Bilindiği üzere, ÇKS sistem teorisinden
geçirdiği dönüşüm ile oldukça başkalaşan, ama ilintili altyapısal sistemik
temellendirmeler zinciri üretebilen kuramsal bir yaklaşımdır. Bilhassa politik,
ekonomik ve sosyal alanlara dair toplumsal ve aynı zamanda bireysel bağlamda
açıklamalar getirebilen yönüyle özgün bir paradigmadır. Görüşüme göre;
bağımsız, ön-yargısız bir bakış açısı çerçevesinde, faydacı ve fırsatçı bir
zihniyetle yaklaşılmadığı takdirde ÇKS, Marx'ın ayrı ve yabancılaşmış felsefe,
politik ekonomi ve tarih (sınıf mücadelesi) alanlarını olumsuzlamasıyla oluşan
dinamik senteze karşı bir alternatif de olabilme kapasitesine sahiptir. Bu
özellik baskın ideolojik anlayışlardan bir tür soyutlanabilme ve ileri seviyede
intersübjektif bir duruş-tutum elde edebilme olanakları da sunabilir ki, bunu
“insancıl, çıkarsız ve açık topluma yatkın bir yaklaşım” olarak
nitelendiriyorum. Bu olanağın yanı sıra, sınıflara dayandırılmış dogmatik
yaklaşımların yerini politik iktisat ve sosyal alanda özgür,
kritikçi-eleştiriye açık ve analize dayalı genleşme vasıtasıyla daha ayrıntılı,
araştırma mantığına müstenit programların da önü açılabilir. Böylelikle özneler
arası yorum ve anlamlandırmaların önündeki kristalize engeller de bertaraf
edilmiş olacaktır.

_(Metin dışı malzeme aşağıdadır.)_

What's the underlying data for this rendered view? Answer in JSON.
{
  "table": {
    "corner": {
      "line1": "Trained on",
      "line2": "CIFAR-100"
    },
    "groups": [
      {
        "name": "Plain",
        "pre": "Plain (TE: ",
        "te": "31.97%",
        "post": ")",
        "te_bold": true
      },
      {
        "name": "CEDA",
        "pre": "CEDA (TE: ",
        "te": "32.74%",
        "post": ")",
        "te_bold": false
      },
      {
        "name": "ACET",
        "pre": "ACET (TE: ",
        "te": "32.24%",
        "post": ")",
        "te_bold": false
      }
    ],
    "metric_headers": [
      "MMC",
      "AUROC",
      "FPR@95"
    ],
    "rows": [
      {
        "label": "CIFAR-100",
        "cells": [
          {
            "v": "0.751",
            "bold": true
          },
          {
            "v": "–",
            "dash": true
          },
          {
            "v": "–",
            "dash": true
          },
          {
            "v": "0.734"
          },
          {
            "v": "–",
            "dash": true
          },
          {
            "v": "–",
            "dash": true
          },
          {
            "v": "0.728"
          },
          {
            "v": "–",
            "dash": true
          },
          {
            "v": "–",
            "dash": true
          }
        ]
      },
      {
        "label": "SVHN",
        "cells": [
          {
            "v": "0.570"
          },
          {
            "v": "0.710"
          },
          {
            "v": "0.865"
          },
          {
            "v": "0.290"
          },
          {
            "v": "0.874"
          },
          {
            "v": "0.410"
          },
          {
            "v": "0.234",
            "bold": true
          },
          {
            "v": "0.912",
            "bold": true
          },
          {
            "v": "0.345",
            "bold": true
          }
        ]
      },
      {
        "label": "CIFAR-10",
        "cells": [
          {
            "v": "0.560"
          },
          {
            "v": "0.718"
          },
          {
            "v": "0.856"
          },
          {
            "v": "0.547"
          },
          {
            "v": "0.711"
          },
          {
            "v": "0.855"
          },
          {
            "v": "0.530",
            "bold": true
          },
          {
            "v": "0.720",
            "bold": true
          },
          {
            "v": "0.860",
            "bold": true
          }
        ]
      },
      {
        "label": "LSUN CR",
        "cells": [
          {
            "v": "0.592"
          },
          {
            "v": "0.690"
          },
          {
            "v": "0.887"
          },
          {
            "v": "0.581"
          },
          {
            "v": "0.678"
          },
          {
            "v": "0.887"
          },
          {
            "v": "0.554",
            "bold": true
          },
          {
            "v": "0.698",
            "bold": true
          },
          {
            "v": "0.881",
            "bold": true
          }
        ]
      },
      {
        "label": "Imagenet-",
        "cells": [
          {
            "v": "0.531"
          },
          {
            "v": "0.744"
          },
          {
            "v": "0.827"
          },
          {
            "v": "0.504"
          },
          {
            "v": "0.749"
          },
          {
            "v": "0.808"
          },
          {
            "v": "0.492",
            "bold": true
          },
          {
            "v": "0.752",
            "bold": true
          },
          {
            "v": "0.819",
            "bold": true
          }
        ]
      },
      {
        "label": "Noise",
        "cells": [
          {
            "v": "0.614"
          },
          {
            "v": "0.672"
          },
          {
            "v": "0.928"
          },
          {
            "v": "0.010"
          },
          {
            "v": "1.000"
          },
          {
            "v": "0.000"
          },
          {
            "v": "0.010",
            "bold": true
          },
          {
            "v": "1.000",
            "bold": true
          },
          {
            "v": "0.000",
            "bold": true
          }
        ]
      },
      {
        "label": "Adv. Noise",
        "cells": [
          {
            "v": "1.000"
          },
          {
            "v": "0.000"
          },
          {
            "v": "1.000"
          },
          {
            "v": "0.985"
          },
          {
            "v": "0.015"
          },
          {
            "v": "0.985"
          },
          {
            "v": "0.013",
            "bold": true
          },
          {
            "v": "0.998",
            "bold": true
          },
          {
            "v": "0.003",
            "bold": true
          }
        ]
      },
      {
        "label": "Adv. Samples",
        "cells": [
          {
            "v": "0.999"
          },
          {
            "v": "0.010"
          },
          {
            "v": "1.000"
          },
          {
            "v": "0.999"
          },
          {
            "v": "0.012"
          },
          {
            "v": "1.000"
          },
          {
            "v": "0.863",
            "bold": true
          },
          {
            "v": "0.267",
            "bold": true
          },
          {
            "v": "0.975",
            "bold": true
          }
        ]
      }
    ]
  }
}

Örneğin, merkezi anlamda politik iktisadın eleştirisi
yayılımına dayalı detaylı düzeylerden, çekirdeğinde insanlığın tarihsel
gelişimine binaen oluşturulan “zaman-dönem, mekân ve durumlar” okuması yaparak
bir nevi “sosyo-evrimsel” öndeyilerin çıkarsanmasını “mümkün kılma” iddiasındaki marksist felsefenin insanı taşıdığı
tarihsici kâhinlik sahası, öncelikle komünlerin ağırlığına dayandırılan komünal
yaşamın idare tarzı komünizmin aşamalı şekilde daha yumuşak formları olan
sosyalizm ve nihayetinde sosyal demokrasiye dönüştürülerek insanlığın refah ve
mutluluğuna dayandırılan nispeten dengeli bir siyasi ve ekonomik yaşamın yolunu
imara çalışan düşünce, toplumu sınıfsal bir tümsel olgu yerine çok fazla sayıda
ve çeşitlilik arz eden katmanlardan oluşan ayrıntılı kümeleşmeler grubu olarak
değerlendiren ve buna göre idare ve sevk formları üreten ÇKS paradigmasından
neşet etmiştir. Aynı şekilde bir yandan anglo sakson ve amerikan etki alanında
1980’lerin başında* uygulamasına geçilen neoliberal-finans kapitale
dayandırılan iktisat politikaları, diğer yandan bu modellerin temellendirildiği
küresel politika önce doğu blokunun çöküşüne zemin hazırlamış ve bunu müteakip
paranın serbest dolaşımının önündeki engeller kaldırılarak paranın ve değerli
metallerin bizzat sanal sistemlerde alım-satıma açılması,** teknolojik devasa
yatırımlar üzerinden geliştirilen siber sistemler ve önemli bir mekanizma
olarak bunlara dayalı bankacılık işlemleri, ekonomik araçların çeşitli
manipülasyonlar ve spekülasyonlar vasıtasıyla karmaşıklaştırılan,
denetlenebilirliği zayıflatan iktisadi sistemleri yüksek kazanç aygıtları
haline getirmesi ve nihayetinde bahusus gelişmekte olan ülkelerin bir üst eklem
(orta-üst) katmanına dönüşen (Türkiye, Brezilya bazı eski doğu bloku ülkeleri
vb.) ve yapay anlamda “gelişmiş kategorisine çıkarılan” ülkelerde (Yunanistan,
Portekiz, hatta İspanya gibi) yapılandırılan faize dayalı (modern tefecilik)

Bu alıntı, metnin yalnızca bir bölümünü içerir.